Keterangan KPK dan Langkah Selanjutnya
KPK telah memeriksa sejumlah saksi, termasuk pejabat rumah sakit, staf pemerintahan, dan pihak swasta yang diduga mengetahui praktik suap tersebut. Meski Indah masih berstatus saksi, KPK menegaskan statusnya bisa berubah bila ditemukan bukti tambahan yang memperkuat dugaan keterlibatannya.
“Pemeriksaan masih berjalan. Kami melihat peran Indah cukup vital karena ia memahami aliran uang dari awal hingga akhir. Namun, penetapan tersangka tetap menunggu hasil gelar perkara dan bukti yang cukup,” tambah Asep.
Selain itu, KPK juga memastikan bahwa uang hasil suap akan dilacak sepenuhnya. Dana sebesar Rp1,25 miliar akan disita untuk kepentingan pembuktian. Sementara barang bukti berupa dokumen transaksi, rekening bank, dan alat komunikasi telah diamankan oleh penyidik.
Respons Publik dan Dampak bagi Pemerintahan Daerah
Kasus ini memunculkan kehebohan besar di Ponorogo. Masyarakat menilai kasus tersebut menjadi tamparan keras bagi pemerintahan daerah yang selama ini dikenal cukup stabil. Banyak warga merasa kecewa karena praktik korupsi kembali mencoreng citra pejabat publik dan pelayanan kesehatan daerah.
Sejumlah tokoh masyarakat mendesak agar pemerintah pusat melakukan audit terhadap seluruh rumah sakit daerah yang berada di bawah pengawasan kepala daerah. Mereka khawatir praktik serupa terjadi di wilayah lain tanpa terdeteksi.
Sementara itu, pengamat politik menilai bahwa kasus ini memperlihatkan pola klasik korupsi di daerah, di mana jabatan publik dijadikan alat transaksi politik dan ekonomi. Kedekatan personal, menurut mereka, seringkali menjadi pintu masuk praktik suap dan nepotisme.

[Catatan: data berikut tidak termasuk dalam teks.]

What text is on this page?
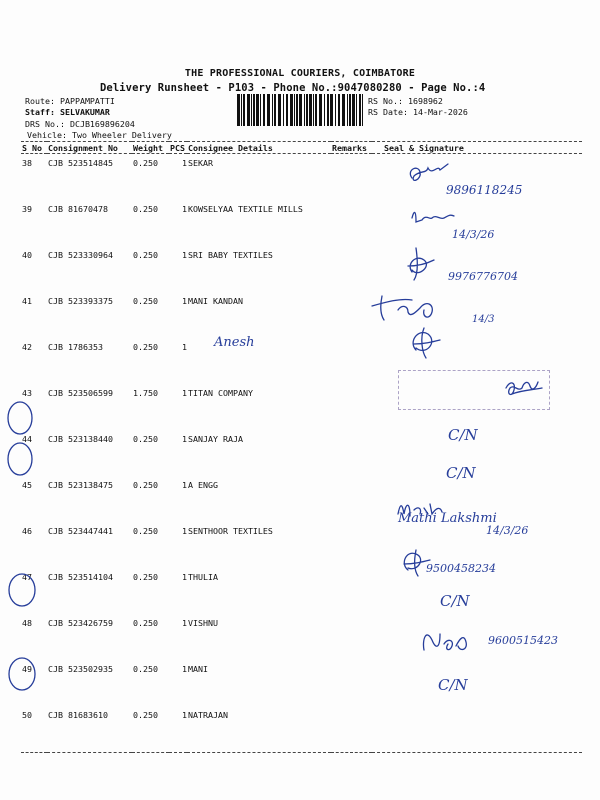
THE PROFESSIONAL COURIERS, COIMBATORE
Delivery Runsheet - P103 - Phone No.:9047080280 - Page No.:4
Route: PAPPAMPATTI
Staff: SELVAKUMAR
DRS No.: DCJB169896204
Vehicle: Two Wheeler Delivery
RS No.: 1698962
RS Date: 14-Mar-2026
S No	Consignment No	Weight	PCS	Consignee Details	Remarks	Seal & Signature
38	CJB 523514845	0.250	1	SEKAR		
39	CJB 81670478	0.250	1	KOWSELYAA TEXTILE MILLS		
40	CJB 523330964	0.250	1	SRI BABY TEXTILES		
41	CJB 523393375	0.250	1	MANI KANDAN		
42	CJB 1786353	0.250	1			
43	CJB 523506599	1.750	1	TITAN COMPANY		
44	CJB 523138440	0.250	1	SANJAY RAJA		
45	CJB 523138475	0.250	1	A ENGG		
46	CJB 523447441	0.250	1	SENTHOOR TEXTILES		
47	CJB 523514104	0.250	1	THULIA		
48	CJB 523426759	0.250	1	VISHNU		
49	CJB 523502935	0.250	1	MANI		
50	CJB 81683610	0.250	1	NATRAJAN		
9896118245
14/3/26
9976776704
14/3
Anesh
C/N
C/N
Mathi Lakshmi
14/3/26
9500458234
C/N
9600515423
C/N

Kesimpulan: Pentingnya Transparansi dan Pengawasan Ketat
Kasus OTT yang menyeret Bupati Sugiri Sancoko dan menyeret nama Indah Bekti Pratiwi menjadi pengingat bahwa korupsi di tingkat daerah masih sangat mengakar. Keterlibatan individu non-pejabat seperti Indah menunjukkan bahwa praktik suap tidak selalu dilakukan oleh pejabat formal, tetapi juga bisa melibatkan pihak-pihak yang berada di lingkaran kekuasaan informal.
KPK diharapkan terus mengusut kasus ini secara tuntas agar publik mendapatkan keadilan dan transparansi. Ke depan, pemerintah daerah perlu memperkuat sistem seleksi jabatan berbasis merit serta memperketat pengawasan internal agar tidak ada lagi celah bagi oknum untuk memperdagangkan jabatan.
Kasus ini bukan hanya soal uang Rp1,25 miliar, tetapi tentang integritas pemerintahan dan kepercayaan publik terhadap lembaga negara. Dengan ketegasan KPK dan dukungan masyarakat, diharapkan praktik korupsi serupa tidak lagi menjadi “budaya” dalam birokrasi daerah di Indonesia.